Literary Significance and Criticism
The book was a huge commercial success, quickly going through two editions. Reviews were favourable, but not all so. In an unsigned piece in The Times the reviewer opined, "We owe it to literature to protest against this last production of Mr. Dickens Shades of Fielding and Scott! Is it for such jargon as this that we have given your throne to one who cannot estimate his eminence?" However, William Makepeace Thackeray enjoyed the book immensely: "To us, it appears it is a good Christmas book, illuminated with extra gas, crammed with extra bonbons, French plums and sweetness This story is no more a real story than Peerybingle is a real name!"
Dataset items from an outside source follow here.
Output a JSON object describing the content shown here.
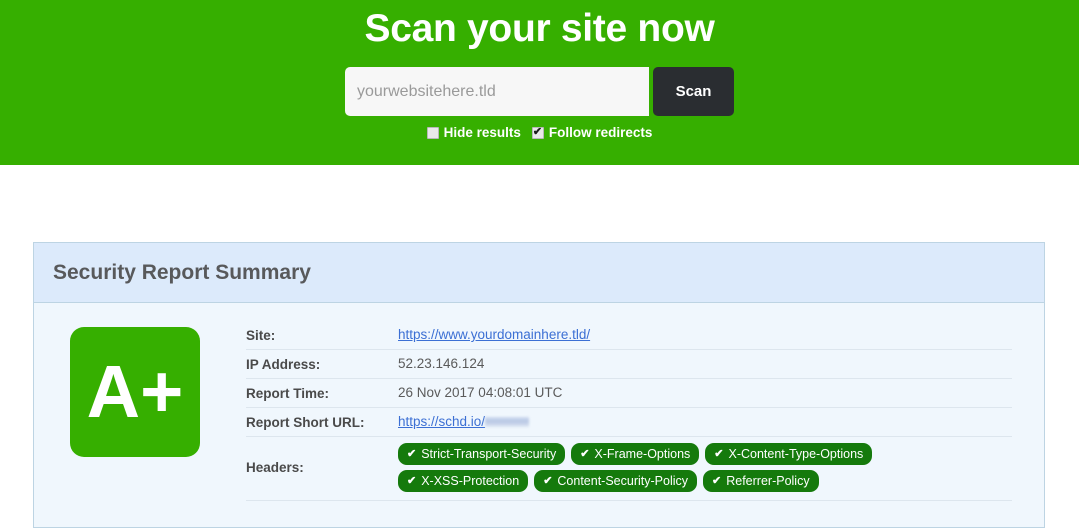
{
  "hero": {
    "title": "Scan your site now",
    "search": {
      "placeholder": "yourwebsitehere.tld",
      "value": "",
      "button_label": "Scan"
    },
    "options": [
      {
        "label": "Hide results",
        "checked": false
      },
      {
        "label": "Follow redirects",
        "checked": true
      }
    ],
    "background_color": "#36af00"
  },
  "report": {
    "header_title": "Security Report Summary",
    "grade": "A+",
    "grade_color": "#36af00",
    "rows": [
      {
        "label": "Site:",
        "value": "https://www.yourdomainhere.tld/",
        "type": "link"
      },
      {
        "label": "IP Address:",
        "value": "52.23.146.124",
        "type": "text"
      },
      {
        "label": "Report Time:",
        "value": "26 Nov 2017 04:08:01 UTC",
        "type": "text"
      },
      {
        "label": "Report Short URL:",
        "value": "https://schd.io/",
        "type": "link-redacted"
      }
    ],
    "headers_label": "Headers:",
    "headers": [
      {
        "name": "Strict-Transport-Security",
        "icon": "check-icon"
      },
      {
        "name": "X-Frame-Options",
        "icon": "check-icon"
      },
      {
        "name": "X-Content-Type-Options",
        "icon": "check-icon"
      },
      {
        "name": "X-XSS-Protection",
        "icon": "check-icon"
      },
      {
        "name": "Content-Security-Policy",
        "icon": "check-icon"
      },
      {
        "name": "Referrer-Policy",
        "icon": "check-icon"
      }
    ],
    "badge_color": "#157a0c",
    "panel_header_color": "#dceafb",
    "panel_body_color": "#f0f7fd"
  }
}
Dickens portrayal of the blind girl Bertha is significant. Victorians believed disabilities were inherited, and thus it was not socially acceptable for the blind to marry (although they often did in reality). In fiction courtship plots, the blind were often used to build tension since it was assumed they must be kept from marrying. The fictional portrayal of Bertha is similar to Dickens' description in American Notes (1842) of the deaf and blind girl Laura Bridgman, whom he saw on a visit to the Perkins Institution for the Blind in Boston, Massachusetts.
Modern scholars have given the story little attention, but Andrew Sangers has argued it contains similarities to Shakespeare's comedies and should be seen "both as a significant indication of the tastes of the 1840s and of Dickens himself."
The identity of the narrator is left to the reader, though possibilities include Bertha Plummer, the blind daughter of Caleb Plummer, and the baby, fully grown and returned to his childhood home. The narration is decidedly masculine, lending more credit to the latter.